Compiling Pascal with LLVM: Part 2

Parsing

Now to the fun part. We'll be using a recursive parser, just like in Crafting interpreters, so you can easily skip this part if you're familiar with the technique. I made a slight modification to the parsing of binary operators though.

I wrote the parser for Pascal's grammar from memory (a very long-term memory), and apparently ended up with a less restrictive grammar. I might fix that in the future though.

We'll start with a simple class with several helper methods:

from tokenize import TokenInfo
from more_itertools import peekable
from ..tokenizer import TokenType


# just for convenience
class ParseError(Exception):
    pass


class Parser:
    def __init__(self, tokens):
        self.tokens = peekable(tokens)

    def consume(self, *types: TokenType, string: str | None = None) -> TokenInfo:
        if not self.matches(*types, string=string):
            raise ParseError(self.peek(), types, string)
        return next(self.tokens)

    def consumed(self, *types: TokenType, string: str | None = None) -> bool:
        success = self.matches(*types, string=string)
        if success:
            self.consume()
        return success

    def peek(self) -> TokenInfo:
        if not self.tokens:
            raise ParseError
        return self.tokens.peek()

    def matches(self, *types: TokenType, string: str | None = None) -> bool:
        if not self.tokens:
            return False
        token = self.peek()
        if types and token.type not in types:
            return False
        if string is not None and token.string.lower() != string.lower():
            return False
        return True

basically all they do is consume the next token while checking some constraints.

Next, we'll build a collection of nodes, which the parser will have to generate.

Expressions

Expressions are the parts of code that produce a value. For example, these

1 + 1
f(1, 2, 3)
1 + f(2) + x.count * array[0]

are expressions, but this isn't

if x = 1 then
begin
end;

Technically, not all calls produce values, because Pascal makes a distinction between functions and procedures, but here we'll treat procedures as functions that return void, and let the type system worry about them.

Literals

The simplest expression is a literal like 1 or 'abc'.

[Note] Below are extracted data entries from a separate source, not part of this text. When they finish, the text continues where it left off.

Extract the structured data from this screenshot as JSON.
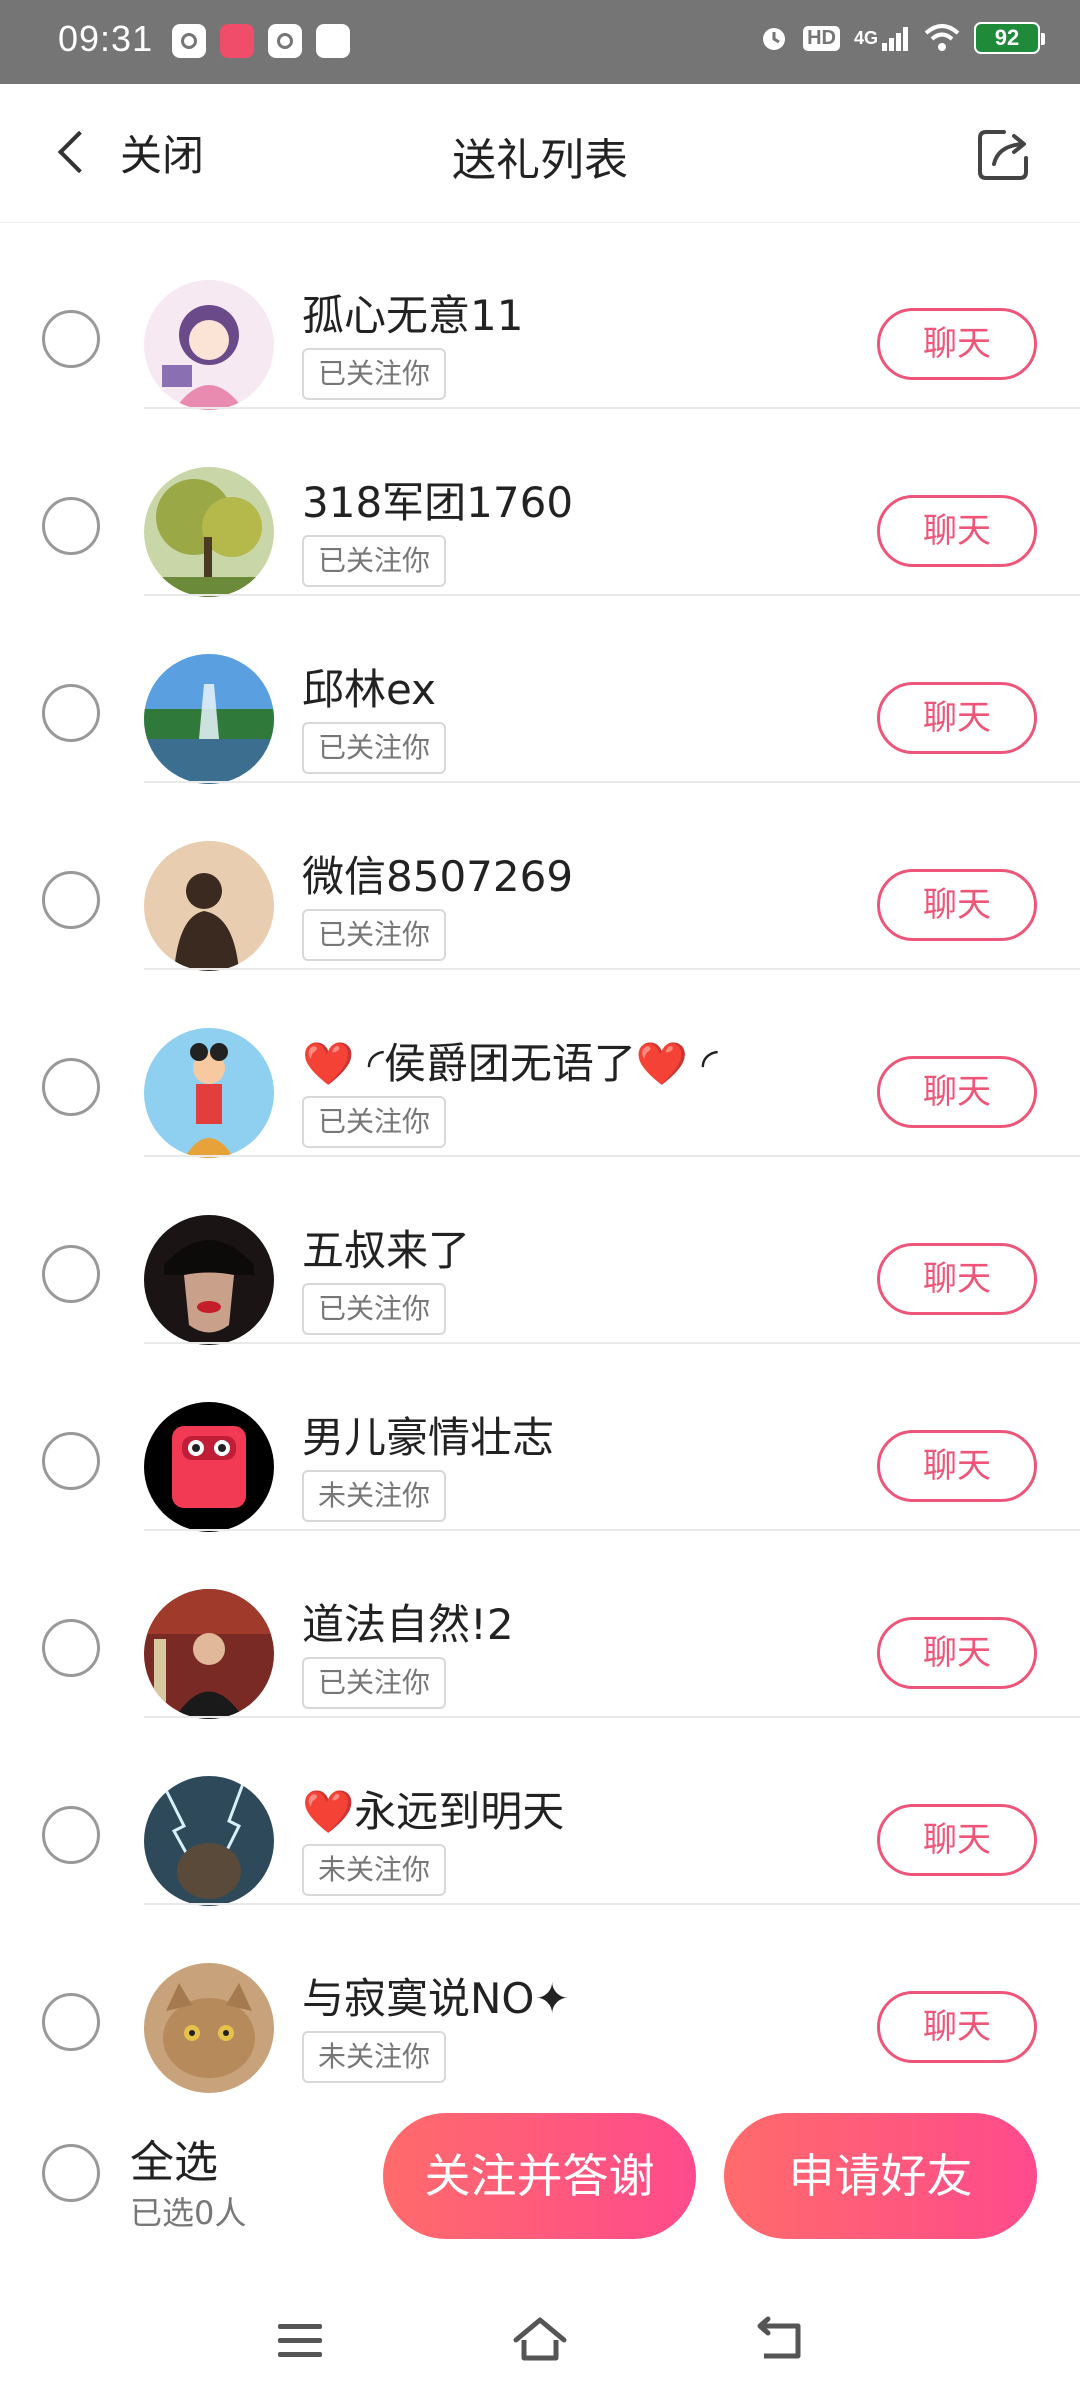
{
  "status_bar": {
    "time": "09:31",
    "network": "4G",
    "hd": "HD",
    "battery": "92"
  },
  "header": {
    "back_label": "关闭",
    "title": "送礼列表"
  },
  "items": [
    {
      "name": "孤心无意11",
      "follow_status": "已关注你",
      "chat_label": "聊天"
    },
    {
      "name": "318军团1760",
      "follow_status": "已关注你",
      "chat_label": "聊天"
    },
    {
      "name": "邱林ex",
      "follow_status": "已关注你",
      "chat_label": "聊天"
    },
    {
      "name": "微信8507269",
      "follow_status": "已关注你",
      "chat_label": "聊天"
    },
    {
      "name": "❤️ ◜侯爵团无语了❤️ ◜",
      "follow_status": "已关注你",
      "chat_label": "聊天"
    },
    {
      "name": "五叔来了",
      "follow_status": "已关注你",
      "chat_label": "聊天"
    },
    {
      "name": "男儿豪情壮志",
      "follow_status": "未关注你",
      "chat_label": "聊天"
    },
    {
      "name": "道法自然!2",
      "follow_status": "已关注你",
      "chat_label": "聊天"
    },
    {
      "name": "❤️永远到明天",
      "follow_status": "未关注你",
      "chat_label": "聊天"
    },
    {
      "name": "与寂寞说NO✦",
      "follow_status": "未关注你",
      "chat_label": "聊天"
    }
  ],
  "bottom_bar": {
    "select_all_label": "全选",
    "selected_count": "已选0人",
    "follow_thank_label": "关注并答谢",
    "add_friend_label": "申请好友"
  },
  "colors": {
    "accent": "#ee5679",
    "gradient_start": "#ff6b6b",
    "gradient_end": "#ff4a8c",
    "status_bar_bg": "#757575",
    "battery": "#1f8a3a"
  }
}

from dataclasses import dataclass
from typing import Any

# we want each node to be unique, so that two nodes with same fields still won't be equal  
unique = dataclass(eq=False)


@unique
class Const:
    value: Any
    type: str

next we'll add a _primary method to the Parser. Which will return this node:

# TokenType was defined in the previous post
from .tokenizer import TokenType


class Parser:
    # ...

    # expression is just a convenience method for now
    def _expression(self):
        return self._primary()

    def _primary(self):
        match self.peek().type:
            case TokenType.NUMBER:
                body = self.consume().string
                if '.' not in body:
                    return Const(int(body), 'integer')
                return Const(float(body), 'real')

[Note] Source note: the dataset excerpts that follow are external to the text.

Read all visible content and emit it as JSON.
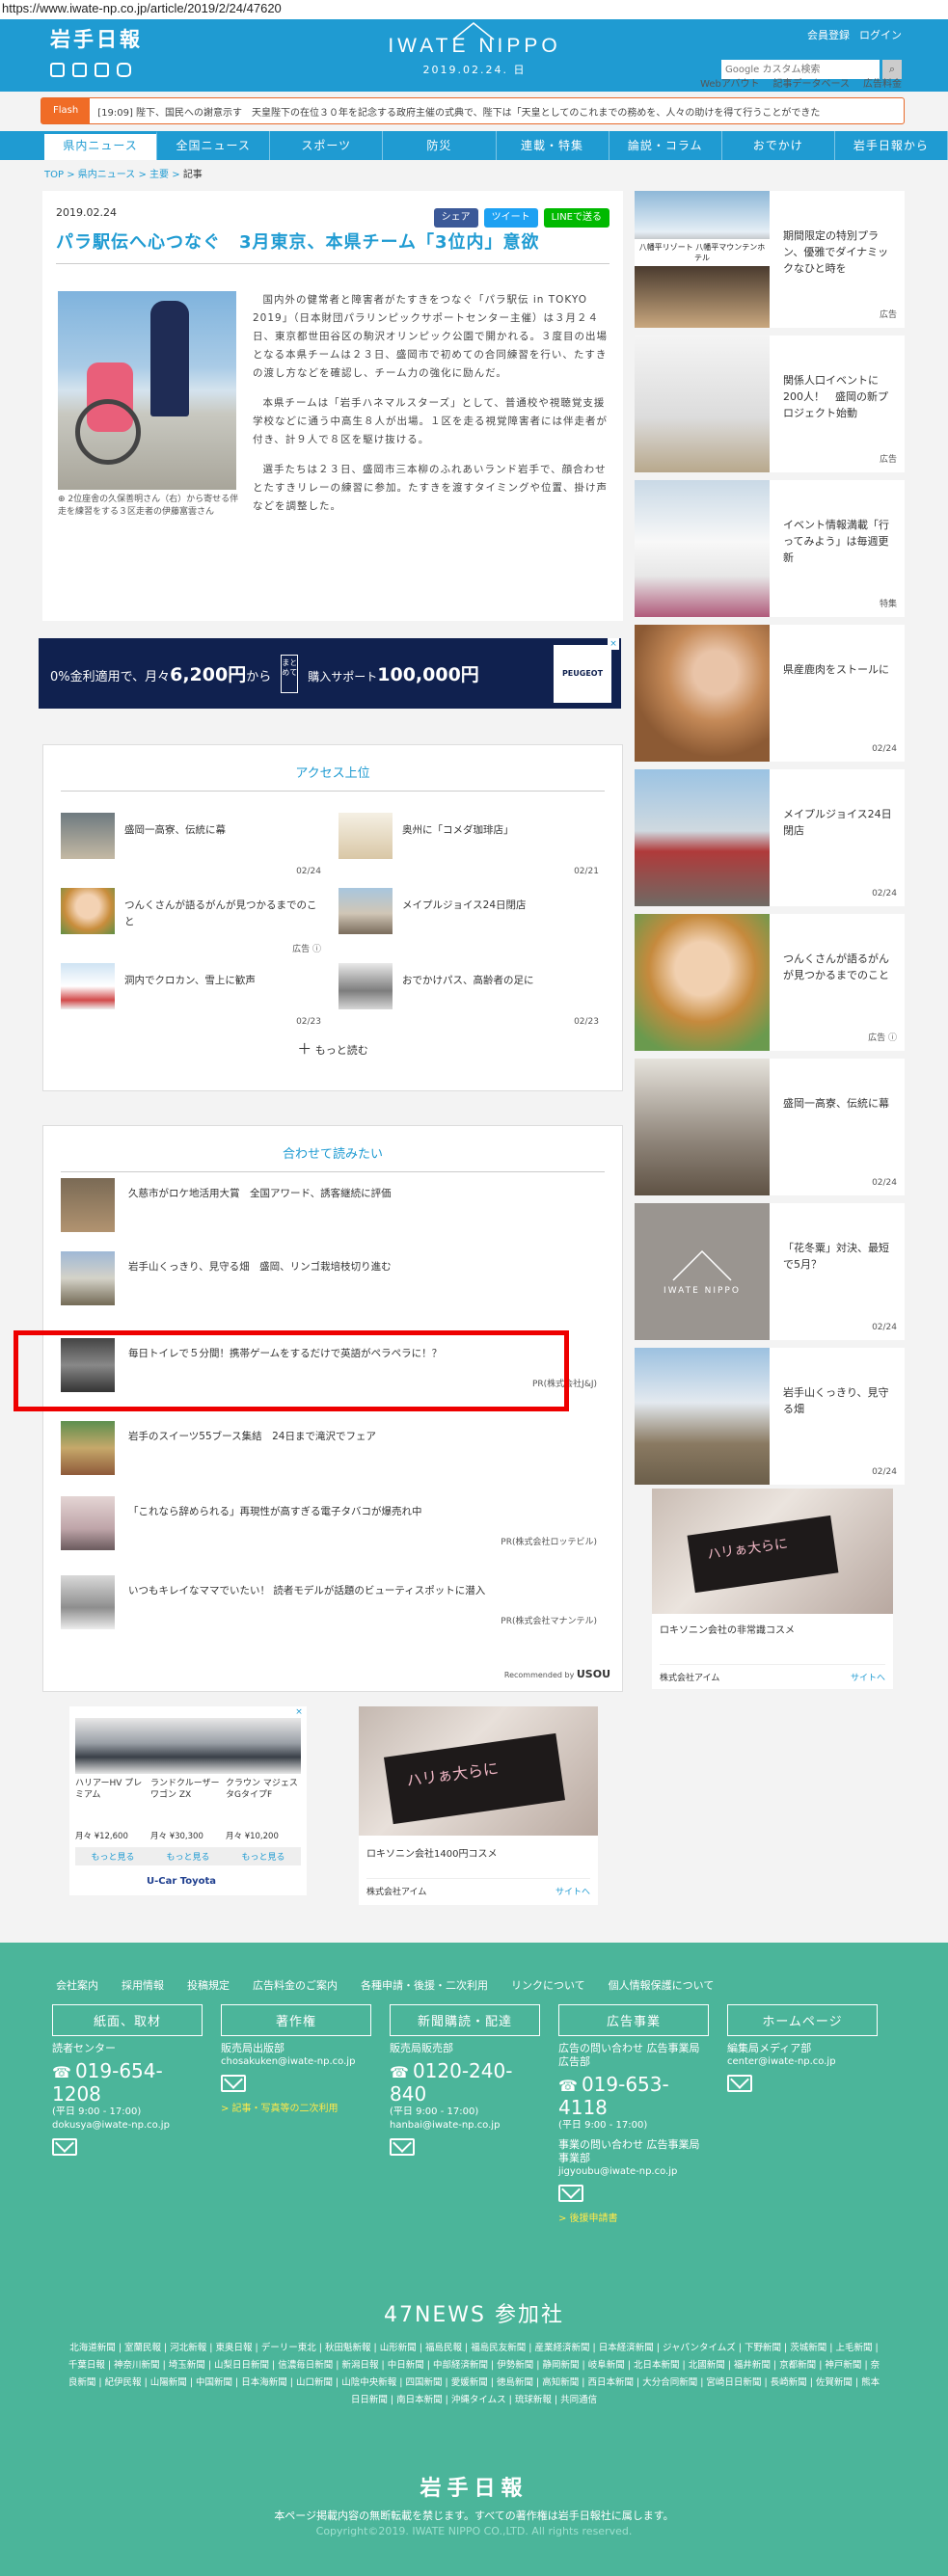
{
  "url": "https://www.iwate-np.co.jp/article/2019/2/24/47620",
  "header": {
    "brand": "岩手日報",
    "logo": "IWATE NIPPO",
    "date": "2019.02.24. 日",
    "account": [
      "会員登録",
      "ログイン"
    ],
    "search_placeholder": "Google カスタム検索",
    "subnav": [
      "Webアバウト",
      "記事データベース",
      "広告料金"
    ]
  },
  "flash": {
    "tag": "Flash",
    "time": "[19:09]",
    "headline": "陛下、国民への謝意示す",
    "text": "天皇陛下の在位３０年を記念する政府主催の式典で、陛下は「天皇としてのこれまでの務めを、人々の助けを得て行うことができた"
  },
  "nav": [
    "県内ニュース",
    "全国ニュース",
    "スポーツ",
    "防災",
    "連載・特集",
    "論説・コラム",
    "おでかけ",
    "岩手日報から"
  ],
  "breadcrumb": {
    "top": "TOP",
    "sep": ">",
    "cat": "県内ニュース",
    "sub": "主要",
    "cur": "記事"
  },
  "article": {
    "date": "2019.02.24",
    "share": [
      "シェア",
      "ツイート",
      "LINEで送る"
    ],
    "title": "パラ駅伝へ心つなぐ　3月東京、本県チーム「3位内」意欲",
    "caption": "2位座舎の久保善明さん（右）から寄せる伴走を練習をする３区走者の伊藤富雲さん",
    "paragraphs": [
      "国内外の健常者と障害者がたすきをつなぐ「パラ駅伝 in TOKYO 2019」（日本財団パラリンピックサポートセンター主催）は３月２４日、東京都世田谷区の駒沢オリンピック公園で開かれる。３度目の出場となる本県チームは２３日、盛岡市で初めての合同練習を行い、たすきの渡し方などを確認し、チーム力の強化に励んだ。",
      "本県チームは「岩手ハネマルスターズ」として、普通校や視聴覚支援学校などに通う中高生８人が出場。１区を走る視覚障害者には伴走者が付き、計９人で８区を駆け抜ける。",
      "選手たちは２３日、盛岡市三本柳のふれあいランド岩手で、顔合わせとたすきリレーの練習に参加。たすきを渡すタイミングや位置、掛け声などを調整した。"
    ]
  },
  "banner1": {
    "a": "0%金利適用で、月々",
    "b": "6,200円",
    "c": "から",
    "box": "購入サポート",
    "d": "100,000円",
    "brand": "PEUGEOT"
  },
  "ranking": {
    "title": "アクセス上位",
    "items": [
      {
        "text": "盛岡一高寮、伝統に幕",
        "date": "02/24"
      },
      {
        "text": "奥州に「コメダ珈琲店」",
        "date": "02/21"
      },
      {
        "text": "つんくさんが語るがんが見つかるまでのこと",
        "date": "広告 ⓘ"
      },
      {
        "text": "メイプルジョイス24日閉店",
        "date": ""
      },
      {
        "text": "洞内でクロカン、雪上に歓声",
        "date": "02/23"
      },
      {
        "text": "おでかけパス、高齢者の足に",
        "date": "02/23"
      }
    ],
    "more": "もっと読む"
  },
  "related": {
    "title": "合わせて読みたい",
    "items": [
      {
        "text": "久慈市がロケ地活用大賞　全国アワード、誘客継続に評価",
        "pr": ""
      },
      {
        "text": "岩手山くっきり、見守る畑　盛岡、リンゴ栽培枝切り進む",
        "pr": ""
      },
      {
        "text": "毎日トイレで５分間！携帯ゲームをするだけで英語がペラペラに！？",
        "pr": "PR(株式会社J&J)"
      },
      {
        "text": "岩手のスイーツ55ブース集結　24日まで滝沢でフェア",
        "pr": ""
      },
      {
        "text": "「これなら辞められる」再現性が高すぎる電子タバコが爆売れ中",
        "pr": "PR(株式会社ロッテビル)"
      },
      {
        "text": "いつもキレイなママでいたい！ 読者モデルが話題のビューティスポットに潜入",
        "pr": "PR(株式会社マナンテル)"
      }
    ],
    "rec": "Recommended by",
    "rec_brand": "USOU"
  },
  "ad_cars": {
    "items": [
      {
        "name": "ハリアーHV プレミアム",
        "price": "月々 ¥12,600"
      },
      {
        "name": "ランドクルーザーワゴン ZX",
        "price": "月々 ¥30,300"
      },
      {
        "name": "クラウン マジェスタGタイプF",
        "price": "月々 ¥10,200"
      }
    ],
    "btn": "もっと見る",
    "brand": "U-Car Toyota"
  },
  "ad_cosme": {
    "pkg": "ハリぁ大らに",
    "text": "ロキソニン会社1400円コスメ",
    "company": "株式会社アイム",
    "site": "サイトへ"
  },
  "sidebar": [
    {
      "text": "期間限定の特別プラン、優雅でダイナミックなひと時を",
      "date": "広告",
      "img": "八幡平リゾート 八幡平マウンテンホテル"
    },
    {
      "text": "関係人口イベントに200人！　盛岡の新プロジェクト始動",
      "date": "広告"
    },
    {
      "text": "イベント情報満載「行ってみよう」は毎週更新",
      "date": "特集"
    },
    {
      "text": "県産鹿肉をストールに",
      "date": "02/24"
    },
    {
      "text": "メイプルジョイス24日閉店",
      "date": "02/24"
    },
    {
      "text": "つんくさんが語るがんが見つかるまでのこと",
      "date": "広告 ⓘ"
    },
    {
      "text": "盛岡一高寮、伝統に幕",
      "date": "02/24"
    },
    {
      "text": "「花冬粟」対決、最短で5月？",
      "date": "02/24",
      "img": "IWATE NIPPO"
    },
    {
      "text": "岩手山くっきり、見守る畑",
      "date": "02/24"
    }
  ],
  "side_ad": {
    "pkg": "ハリぁ大らに",
    "text": "ロキソニン会社の非常識コスメ",
    "company": "株式会社アイム",
    "site": "サイトへ"
  },
  "footer": {
    "links": [
      "会社案内",
      "採用情報",
      "投稿規定",
      "広告料金のご案内",
      "各種申請・後援・二次利用",
      "リンクについて",
      "個人情報保護について"
    ],
    "cols": [
      {
        "head": "紙面、取材",
        "label": "読者センター",
        "tel": "019-654-1208",
        "hours": "(平日 9:00 - 17:00)",
        "mail": "dokusya@iwate-np.co.jp",
        "extra": ""
      },
      {
        "head": "著作権",
        "label": "販売局出版部",
        "tel": "",
        "hours": "",
        "mail": "chosakuken@iwate-np.co.jp",
        "extra": "> 記事・写真等の二次利用"
      },
      {
        "head": "新聞購読・配達",
        "label": "販売局販売部",
        "tel": "0120-240-840",
        "hours": "(平日 9:00 - 17:00)",
        "mail": "hanbai@iwate-np.co.jp",
        "extra": ""
      },
      {
        "head": "広告事業",
        "label": "広告の問い合わせ 広告事業局広告部",
        "tel": "019-653-4118",
        "hours": "(平日 9:00 - 17:00)",
        "mail": "",
        "label2": "事業の問い合わせ 広告事業局事業部",
        "mail2": "jigyoubu@iwate-np.co.jp",
        "extra": "> 後援申請書"
      },
      {
        "head": "ホームページ",
        "label": "編集局メディア部",
        "tel": "",
        "hours": "",
        "mail": "center@iwate-np.co.jp",
        "extra": ""
      }
    ],
    "news_title": "47NEWS 参加社",
    "news_list": "北海道新聞 | 室蘭民報 | 河北新報 | 東奥日報 | デーリー東北 | 秋田魁新報 | 山形新聞 | 福島民報 | 福島民友新聞 | 産業経済新聞 | 日本経済新聞 | ジャパンタイムズ | 下野新聞 | 茨城新聞 | 上毛新聞 | 千葉日報 | 神奈川新聞 | 埼玉新聞 | 山梨日日新聞 | 信濃毎日新聞 | 新潟日報 | 中日新聞 | 中部経済新聞 | 伊勢新聞 | 静岡新聞 | 岐阜新聞 | 北日本新聞 | 北國新聞 | 福井新聞 | 京都新聞 | 神戸新聞 | 奈良新聞 | 紀伊民報 | 山陽新聞 | 中国新聞 | 日本海新聞 | 山口新聞 | 山陰中央新報 | 四国新聞 | 愛媛新聞 | 徳島新聞 | 高知新聞 | 西日本新聞 | 大分合同新聞 | 宮崎日日新聞 | 長崎新聞 | 佐賀新聞 | 熊本日日新聞 | 南日本新聞 | 沖縄タイムス | 琉球新報 | 共同通信",
    "brand": "岩手日報",
    "note": "本ページ掲載内容の無断転載を禁じます。すべての著作権は岩手日報社に属します。",
    "copy": "Copyright©2019. IWATE NIPPO CO.,LTD. All rights reserved."
  }
}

            case TokenType.STRING:
                value = self.consume().string
                if not value.startswith("'"):
                    raise ParseError('Strings must start and end with apostrophes')
                value = eval(value).encode() + b'\00'
                return Const(value, 'string')

            case _:
                raise ParseError(self.peek())

Here we use null-terminated strings, which is not very Pascal'ish. However, this will simplify things for us when we'll be working with C functions.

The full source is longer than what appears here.